The Johannesburg-based Extreme Fighting Championship (EFC) organisation, which has 130 MMA athletes on its books and staged more than 100 bouts in 2015, has strongly endorsed SAIDS’s testing of its contestants. EFC president Cairo Howarth said: “We are delighted to be working with SAIDS and WADA (the World Anti-Doping Authority).
We always have and always will strive for a safe and fair playing field for our athletes. EFC was the first MMA organisation in the world to officially align with WADA.”
He added: “Doping is a reality in modern sport and can only be combated effectively if all stakeholders work together, and EFC will do as much as possible to assist SAIDS and WADA in this process.” SAIDS chief executive officer Khalid Galant said that EFC’s approach to having its athletes tested was “admirable and refreshing”.
“It’s openness is a credit to the organisation and the sport. There are many sports administrators who could learn from its approach, which ultimately ensures that all competitors are on a level playing field,” said Galant. Howarth explained that “months of preparation and training go into preparing for a single bout, and stakeholders need to do as much as possible to ensure that it is a fair and safe contest”.
The athletes who returned adverse analytical findings (positive tests) are:
• Mario Ferreira of Pretoria, who was found to have the diuretic Hydroclorothothiazide in his system when tested in-competition on July 11 last year. Diuretics are prohibited because they have been used by athletes to gain an unfair advantage, especially in sports with weight categories. They assist with rapid weight loss or to mask the presence of other banned substances.
• Cole Henning of Pretoria, who was found to have the stimulant Methylhexaneamine in his system when tested in-competition on July 11. Stimulants are generally used by athletes on the day of competition to improve performance.

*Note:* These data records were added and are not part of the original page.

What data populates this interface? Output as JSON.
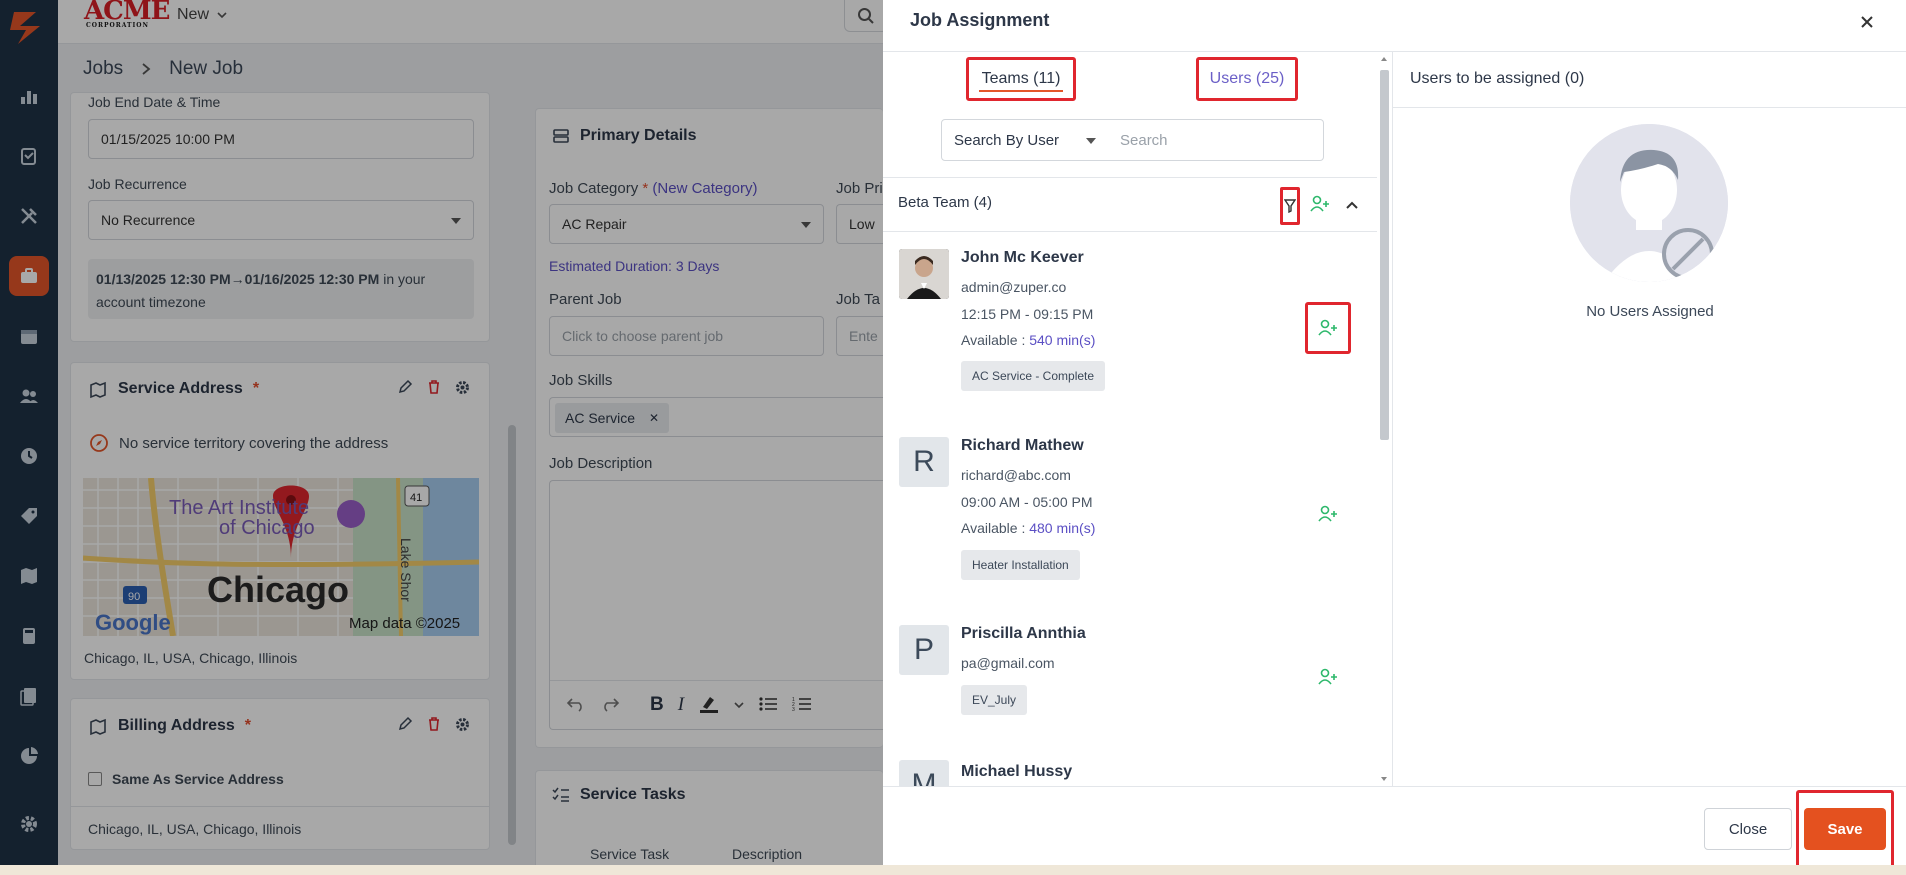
{
  "brand": {
    "name": "ACME",
    "sub": "CORPORATION"
  },
  "topbar": {
    "new_label": "New"
  },
  "breadcrumb": {
    "root": "Jobs",
    "current": "New Job"
  },
  "left": {
    "end_label": "Job End Date & Time",
    "end_value": "01/15/2025 10:00 PM",
    "recurrence_label": "Job Recurrence",
    "recurrence_value": "No Recurrence",
    "range_text": "01/13/2025 12:30 PM→01/16/2025 12:30 PM",
    "range_suffix": " in your",
    "range_tz": "account timezone",
    "service_title": "Service Address",
    "territory_note": "No service territory covering the address",
    "service_address": "Chicago, IL, USA, Chicago, Illinois",
    "billing_title": "Billing Address",
    "same_as_service": "Same As Service Address",
    "billing_address": "Chicago, IL, USA, Chicago, Illinois",
    "map": {
      "place1": "The Art Institute",
      "place2": "of Chicago",
      "city": "Chicago",
      "lake": "Lake Shor",
      "route1": "41",
      "route2": "90",
      "google": "Google",
      "copyright": "Map data ©2025"
    }
  },
  "middle": {
    "primary_title": "Primary Details",
    "category_label": "Job Category",
    "new_category": "(New Category)",
    "category_value": "AC Repair",
    "priority_label": "Job Pri",
    "priority_value": "Low",
    "estimated": "Estimated Duration: 3 Days",
    "parent_label": "Parent Job",
    "parent_placeholder": "Click to choose parent job",
    "tags_label": "Job Ta",
    "tags_placeholder": "Ente",
    "skills_label": "Job Skills",
    "skill_chip": "AC Service",
    "description_label": "Job Description",
    "tasks_title": "Service Tasks",
    "tasks_col1": "Service Task",
    "tasks_col2": "Description"
  },
  "modal": {
    "title": "Job Assignment",
    "tab_teams": "Teams (11)",
    "tab_users": "Users (25)",
    "search_by": "Search By User",
    "search_placeholder": "Search",
    "team_name": "Beta Team (4)",
    "users": [
      {
        "name": "John Mc Keever",
        "email": "admin@zuper.co",
        "hours": "12:15 PM - 09:15 PM",
        "avail_label": "Available : ",
        "avail_mins": "540 min(s)",
        "skill": "AC Service - Complete"
      },
      {
        "name": "Richard Mathew",
        "initial": "R",
        "email": "richard@abc.com",
        "hours": "09:00 AM - 05:00 PM",
        "avail_label": "Available : ",
        "avail_mins": "480 min(s)",
        "skill": "Heater Installation"
      },
      {
        "name": "Priscilla Annthia",
        "initial": "P",
        "email": "pa@gmail.com",
        "skill": "EV_July"
      },
      {
        "name": "Michael Hussy",
        "initial": "M"
      }
    ],
    "assigned_title": "Users to be assigned (0)",
    "empty_text": "No Users Assigned",
    "close_label": "Close",
    "save_label": "Save"
  },
  "colors": {
    "accent": "#e4511f",
    "nav": "#1f3246",
    "link": "#5b4fc4",
    "add_green": "#2db86b",
    "highlight": "#e0262e"
  }
}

• Gary Smit of Ramsgate, who was found to have the following anabolic agents in his system: 2α-methyl-5α-androstan-3α-ol-17-one, 19-norandrosterone and testosterone. He was tested in-competition on August 8 last year. Anabolic steroids which are typically used to increase muscle mass and improve athletic performance.
• Peter Nyide of Durban, who was found to have the diuretic Hydrochlorothiazide in his system when tested in-competition on October 3.
All four have been suspended pending hearings. They face possible bans of four years for a first offence.
“We thank SAIDS for their thorough testing protocols and helping us keep MMA to a clean and ethical standard,” said Howarth. “Although suspended, the athletes in question remain in the EFC at this time and we will await the outcome of the hearings prior to making any decisions on their future with the organisation.”
“EFC has pioneered the way forward for anti-doping in Mixed Martial Arts internationally by becoming the first MMA organisation in the world to officially align with WADA, and we are looking forward to continuing to make MMA the safest and most exciting combat sport in the world,” he added. EFC has over 130 exclusively contacted athletes from across the globe, hosting 10 events per year with around 12 bouts per event. MMA is widely considered to be one of the fastest growing sports in the world.